I'm still a novice at it but already love WhatsApp: it's free and you can speak to anyone anywhere in the world. Just now I "WhatsApp"-ed a former colleague in New Guinea with whom I shared the same office and company accommodation in Rabaul in 1970. Time seemed to have stood still and it felt like we were again talking to each other as if it were still half a century ago.
Sometimes it's easier just to text and reply at one's leisure, which is just as effortless, except when I am "WhatsApp"-ing - to coin a new gerund - someone in Germany - in German, of course! - and I'm trying to stay one step ahead of autocorrect which tries to change every German word into something English, such as when I type "mit", which is German for "with", and autocorrect capitalises it to turn it into an acronym for "Massachusetts Institute of Technology", or when I use the German possessive adjective "deine" and autocorrect turns it into the river that flows through Paris. It reminds me of some woman who were discussing their children.
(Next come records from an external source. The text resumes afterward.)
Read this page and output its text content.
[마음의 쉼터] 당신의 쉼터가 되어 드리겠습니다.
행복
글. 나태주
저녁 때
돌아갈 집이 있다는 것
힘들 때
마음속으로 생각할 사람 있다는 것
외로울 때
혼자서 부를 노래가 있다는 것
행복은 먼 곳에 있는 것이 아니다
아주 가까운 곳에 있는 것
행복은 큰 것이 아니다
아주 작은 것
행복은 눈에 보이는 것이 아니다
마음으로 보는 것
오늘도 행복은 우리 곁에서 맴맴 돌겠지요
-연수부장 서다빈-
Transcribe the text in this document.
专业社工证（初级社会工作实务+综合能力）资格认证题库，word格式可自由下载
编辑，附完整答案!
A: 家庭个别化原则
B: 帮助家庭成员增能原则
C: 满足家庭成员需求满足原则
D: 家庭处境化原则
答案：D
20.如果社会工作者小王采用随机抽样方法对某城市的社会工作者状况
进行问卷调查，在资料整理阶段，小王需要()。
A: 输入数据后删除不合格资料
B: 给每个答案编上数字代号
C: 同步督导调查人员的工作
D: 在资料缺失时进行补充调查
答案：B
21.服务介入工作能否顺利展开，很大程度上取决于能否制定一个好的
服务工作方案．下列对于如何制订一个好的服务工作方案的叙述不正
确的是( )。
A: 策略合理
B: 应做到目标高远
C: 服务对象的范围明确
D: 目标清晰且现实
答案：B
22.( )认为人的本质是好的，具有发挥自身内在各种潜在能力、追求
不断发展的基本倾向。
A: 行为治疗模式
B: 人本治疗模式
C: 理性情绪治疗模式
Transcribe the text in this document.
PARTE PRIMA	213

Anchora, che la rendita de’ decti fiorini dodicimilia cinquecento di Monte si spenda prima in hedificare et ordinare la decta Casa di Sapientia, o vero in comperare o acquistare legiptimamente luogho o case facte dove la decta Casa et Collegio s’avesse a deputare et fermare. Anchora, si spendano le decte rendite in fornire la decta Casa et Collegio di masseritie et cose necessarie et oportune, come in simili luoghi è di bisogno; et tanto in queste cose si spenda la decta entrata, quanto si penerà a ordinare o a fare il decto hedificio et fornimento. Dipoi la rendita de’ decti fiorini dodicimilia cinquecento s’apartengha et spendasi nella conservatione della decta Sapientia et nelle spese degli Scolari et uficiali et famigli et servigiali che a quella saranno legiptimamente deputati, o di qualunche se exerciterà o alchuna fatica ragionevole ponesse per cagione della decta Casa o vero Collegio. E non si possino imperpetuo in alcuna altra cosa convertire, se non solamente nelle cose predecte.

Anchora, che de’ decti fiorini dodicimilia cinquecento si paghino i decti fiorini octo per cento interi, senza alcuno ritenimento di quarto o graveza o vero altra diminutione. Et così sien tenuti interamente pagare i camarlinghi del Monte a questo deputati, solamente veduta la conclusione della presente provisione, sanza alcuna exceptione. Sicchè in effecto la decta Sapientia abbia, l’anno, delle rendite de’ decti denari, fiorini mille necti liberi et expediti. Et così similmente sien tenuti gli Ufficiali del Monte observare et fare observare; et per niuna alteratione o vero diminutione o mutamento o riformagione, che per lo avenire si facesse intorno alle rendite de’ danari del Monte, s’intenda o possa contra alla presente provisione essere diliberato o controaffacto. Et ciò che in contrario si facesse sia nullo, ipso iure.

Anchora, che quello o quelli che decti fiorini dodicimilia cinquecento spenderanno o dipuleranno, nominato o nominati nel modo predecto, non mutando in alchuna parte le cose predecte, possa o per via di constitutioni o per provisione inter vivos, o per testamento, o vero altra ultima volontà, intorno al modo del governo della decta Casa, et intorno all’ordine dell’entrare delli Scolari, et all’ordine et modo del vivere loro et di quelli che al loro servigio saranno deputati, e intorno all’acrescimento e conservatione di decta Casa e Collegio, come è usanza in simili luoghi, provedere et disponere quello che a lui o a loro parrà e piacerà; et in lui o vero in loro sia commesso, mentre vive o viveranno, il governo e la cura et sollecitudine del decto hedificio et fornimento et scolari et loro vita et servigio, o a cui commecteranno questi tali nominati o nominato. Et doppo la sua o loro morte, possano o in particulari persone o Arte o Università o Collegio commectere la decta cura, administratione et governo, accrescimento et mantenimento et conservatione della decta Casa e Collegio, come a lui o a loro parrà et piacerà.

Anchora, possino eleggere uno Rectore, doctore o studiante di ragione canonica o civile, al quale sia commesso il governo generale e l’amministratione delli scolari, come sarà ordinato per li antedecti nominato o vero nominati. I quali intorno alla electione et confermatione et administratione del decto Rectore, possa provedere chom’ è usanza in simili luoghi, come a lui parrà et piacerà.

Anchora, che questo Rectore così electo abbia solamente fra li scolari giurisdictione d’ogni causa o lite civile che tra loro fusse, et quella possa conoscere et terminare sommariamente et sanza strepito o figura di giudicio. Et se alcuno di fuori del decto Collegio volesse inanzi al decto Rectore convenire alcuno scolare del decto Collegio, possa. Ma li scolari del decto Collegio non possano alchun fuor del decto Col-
Turning to their German friend, they asked, "Have you any children?" "Nein", she said. "Wow, nine! That's a lot!" they replied.
I don't know who thought up autocorrect but I can detect a strong Australian influence every time I type in the possessive "its" which autocorrect immediately turns into the contraction "it's", and Heaven forbid should I feel "ill" which autocorrect changes to "I'll". I'll what? And while it has been my wont all my life to get up early in the morning, autocorrect still won't believe me by always inserting an apostrophe.
It's half past three and afternoon-tea-time at "Riverbend", which makes it seven-thirty and breakfast-time in Germany, and I'm getting ready to do battle with autocorrect. "Los gehts!" - or, in autocorrect, "Los gets!"